MPF defende participação de caiçaras em patrimônio genético de medicamento

Laboratório teve acesso ao conhecimento tradicional mas não pagou qualquer quantia por isso

Procuradoria Regional da República da 1ª Região

Em parecer enviado ao Tribunal Regional Federal da 1ª Região (TRF1), o Ministério Público Federal (MPF) defendeu recurso da União que pede a aplicação da Lei de Patrimônio Genético ao medicamento fitoterápico Acheflan, desenvolvido a partir de planta nativa da mata atlântica brasileira conhecida como erva baleeira. Segundo a União, a empresa Aché Laboratórios Farmacêuticos teve acesso ao conhecimento tradicional associado dos caiçaras do litoral paulista e não pagou qualquer quantia por isso. Para o MPF, a legislação é clara ao impor a repartição dos ganhos obtidos em colaboração. A manifestação ao TRF1 foi enviada no último dia 5.

O laboratório somente se interessou pelo estudo da erva baleeira após o caseiro do sítio de propriedade do presidente da Aché, um caiçara de Monguagá, ter preparado um remédio à base da erva para curar lesão no joelho. De acordo com o MPF, isso mostra que, embora a comunidade caiçara do litoral paulista não tenha o conhecimento científico para a aplicação da erva baleeira na indústria que conduz à proteção intelectual clássica, a comunidade já a utilizava como medicamento.

“O Conhecimento Tradicional Associado nada mais é que a informação ou prática, individual ou coletiva, de povo indígena ou comunidade tradicional, com valor real ou potencial, associada ao patrimônio genético.
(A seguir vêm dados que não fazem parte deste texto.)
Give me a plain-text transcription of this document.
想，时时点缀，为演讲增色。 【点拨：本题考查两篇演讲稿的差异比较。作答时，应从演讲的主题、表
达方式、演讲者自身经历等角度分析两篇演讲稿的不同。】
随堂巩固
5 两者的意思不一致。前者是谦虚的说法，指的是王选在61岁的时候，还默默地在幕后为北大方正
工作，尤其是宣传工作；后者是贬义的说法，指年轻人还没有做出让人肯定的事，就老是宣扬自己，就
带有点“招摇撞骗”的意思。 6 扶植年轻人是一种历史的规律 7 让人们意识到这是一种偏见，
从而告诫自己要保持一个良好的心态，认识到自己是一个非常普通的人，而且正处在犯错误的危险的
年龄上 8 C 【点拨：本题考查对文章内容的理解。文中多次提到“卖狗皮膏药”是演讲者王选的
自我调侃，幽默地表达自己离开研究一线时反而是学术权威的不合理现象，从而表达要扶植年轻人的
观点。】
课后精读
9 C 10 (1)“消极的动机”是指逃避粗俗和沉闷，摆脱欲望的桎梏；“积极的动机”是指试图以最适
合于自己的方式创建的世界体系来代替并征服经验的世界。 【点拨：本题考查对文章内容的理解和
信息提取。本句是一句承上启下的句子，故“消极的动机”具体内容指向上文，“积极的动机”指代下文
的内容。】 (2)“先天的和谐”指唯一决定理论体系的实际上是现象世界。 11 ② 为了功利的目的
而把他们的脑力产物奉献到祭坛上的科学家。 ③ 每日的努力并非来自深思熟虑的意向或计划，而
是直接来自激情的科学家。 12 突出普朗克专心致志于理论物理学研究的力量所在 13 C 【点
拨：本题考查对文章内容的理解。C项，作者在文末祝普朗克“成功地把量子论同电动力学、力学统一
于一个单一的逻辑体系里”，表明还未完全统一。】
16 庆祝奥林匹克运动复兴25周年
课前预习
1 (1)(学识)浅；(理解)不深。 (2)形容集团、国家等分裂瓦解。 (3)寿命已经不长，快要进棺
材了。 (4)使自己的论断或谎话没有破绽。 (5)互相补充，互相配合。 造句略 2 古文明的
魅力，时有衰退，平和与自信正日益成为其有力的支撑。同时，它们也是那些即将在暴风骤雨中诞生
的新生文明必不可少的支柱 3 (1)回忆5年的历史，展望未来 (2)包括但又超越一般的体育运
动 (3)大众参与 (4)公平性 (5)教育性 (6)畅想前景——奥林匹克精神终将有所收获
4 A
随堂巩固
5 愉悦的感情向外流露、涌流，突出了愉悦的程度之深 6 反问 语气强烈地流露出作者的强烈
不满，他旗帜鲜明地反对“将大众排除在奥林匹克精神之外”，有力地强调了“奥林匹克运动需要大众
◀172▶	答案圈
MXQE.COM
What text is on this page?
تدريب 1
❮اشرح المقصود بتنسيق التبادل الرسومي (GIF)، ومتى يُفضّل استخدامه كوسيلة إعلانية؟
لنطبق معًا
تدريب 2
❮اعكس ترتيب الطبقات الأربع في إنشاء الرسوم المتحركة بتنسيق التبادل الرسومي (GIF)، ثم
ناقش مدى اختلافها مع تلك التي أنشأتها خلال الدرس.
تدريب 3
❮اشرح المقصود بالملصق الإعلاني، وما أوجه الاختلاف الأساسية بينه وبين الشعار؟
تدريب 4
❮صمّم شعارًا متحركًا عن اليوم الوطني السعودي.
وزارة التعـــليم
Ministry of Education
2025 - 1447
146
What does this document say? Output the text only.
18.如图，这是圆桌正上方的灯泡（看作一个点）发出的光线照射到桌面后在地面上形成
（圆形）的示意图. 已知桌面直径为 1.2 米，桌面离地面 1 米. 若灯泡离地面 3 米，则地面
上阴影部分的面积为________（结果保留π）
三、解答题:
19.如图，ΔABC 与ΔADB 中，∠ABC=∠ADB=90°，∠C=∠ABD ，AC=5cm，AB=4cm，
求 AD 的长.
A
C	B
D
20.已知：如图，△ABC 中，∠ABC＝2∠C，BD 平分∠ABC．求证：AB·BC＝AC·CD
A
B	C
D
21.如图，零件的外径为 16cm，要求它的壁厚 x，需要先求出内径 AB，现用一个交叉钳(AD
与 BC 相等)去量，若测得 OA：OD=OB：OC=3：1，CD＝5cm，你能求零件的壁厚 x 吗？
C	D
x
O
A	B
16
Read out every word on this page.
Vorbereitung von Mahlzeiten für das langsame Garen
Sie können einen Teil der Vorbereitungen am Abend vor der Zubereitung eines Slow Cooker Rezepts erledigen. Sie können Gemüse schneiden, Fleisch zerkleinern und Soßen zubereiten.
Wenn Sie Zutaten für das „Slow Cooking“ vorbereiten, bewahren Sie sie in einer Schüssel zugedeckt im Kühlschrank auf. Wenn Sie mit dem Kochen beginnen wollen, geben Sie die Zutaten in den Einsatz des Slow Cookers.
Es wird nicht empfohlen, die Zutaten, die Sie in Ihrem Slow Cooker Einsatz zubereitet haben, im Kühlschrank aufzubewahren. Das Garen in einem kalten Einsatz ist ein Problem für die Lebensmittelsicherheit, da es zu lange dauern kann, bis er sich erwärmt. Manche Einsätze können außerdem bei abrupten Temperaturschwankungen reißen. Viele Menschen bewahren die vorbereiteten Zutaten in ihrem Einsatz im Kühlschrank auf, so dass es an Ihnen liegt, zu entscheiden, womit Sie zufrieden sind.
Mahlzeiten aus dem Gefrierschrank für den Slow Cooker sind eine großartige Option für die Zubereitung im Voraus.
Tal conhecimento está relacionado à natureza, aos seres vivos e ao meio ambiente, e faz parte da prática cotidiana de povos e comunidades, integrando patrimônio cultural brasileiro e pertence aos povos indígenas e comunidades tradicionais, grupos culturalmente diferenciados e que se reconhecem como tal”, diz o procurador regional da República Felício Pontes Jr.

A empresa alega que as pesquisas sobre a erva baleeira tiveram início na década de 1980, donde a impossibilidade de se lhe aplicarem as imposições da Medida Provisória 2.186-16/2001, conhecida como Lei do Patrimônio Genético. Mas, segundo documentos juntados no processo, mesmo depois da vigência da MP foram realizadas novas pesquisas com o desenvolvimento tecnológico do produto, prosseguindo até 2004, quando finalizado o acesso ao patrimônio genético, com o registro do produto na Agência Nacional de Vigilância Sanitária (Anvisa) e efetivo lançamento no mercado.

A MP 2.186-16/2001 regula a pesquisa e o uso fabril dos acessos ao patrimônio genético, sempre que ocorrerem em sua vigência, ainda que o início da pesquisa da substância química e o primeiro de seus acessos anteceder o ato normativo. O MPF defende a aplicação da lei no caso, pois o laboratório realizava acesso ao patrimônio genético da erva baleeira quando já vigorava a medida provisória. “Tendo sido estabelecidas limitações à exploração do patrimônio genético brasileiro, devem elas, a partir de então, ser respeitadas para que sua exploração se considere lícita”, explica.

Entenda o caso – Em primeira instância, a Justiça julgou procedente o pedido do laboratório para declarar a inaplicabilidade da Lei de Patrimônio Genético ao medicamento Acheflan. Também foi determinado à União que deixasse de aplicar ao laboratório quaisquer penalidades previstas com base na Lei de Patrimônio Genético. A sentença tornou sem efeito, por arrastamento, uma penalidade aplicada à empresa. Por isso, a União apresentou recurso de apelação ao TRF1.

Ap nº 0009759-61.2007.4.01.3400/DF.

Imagem: Reprodução do Ambiente Legal.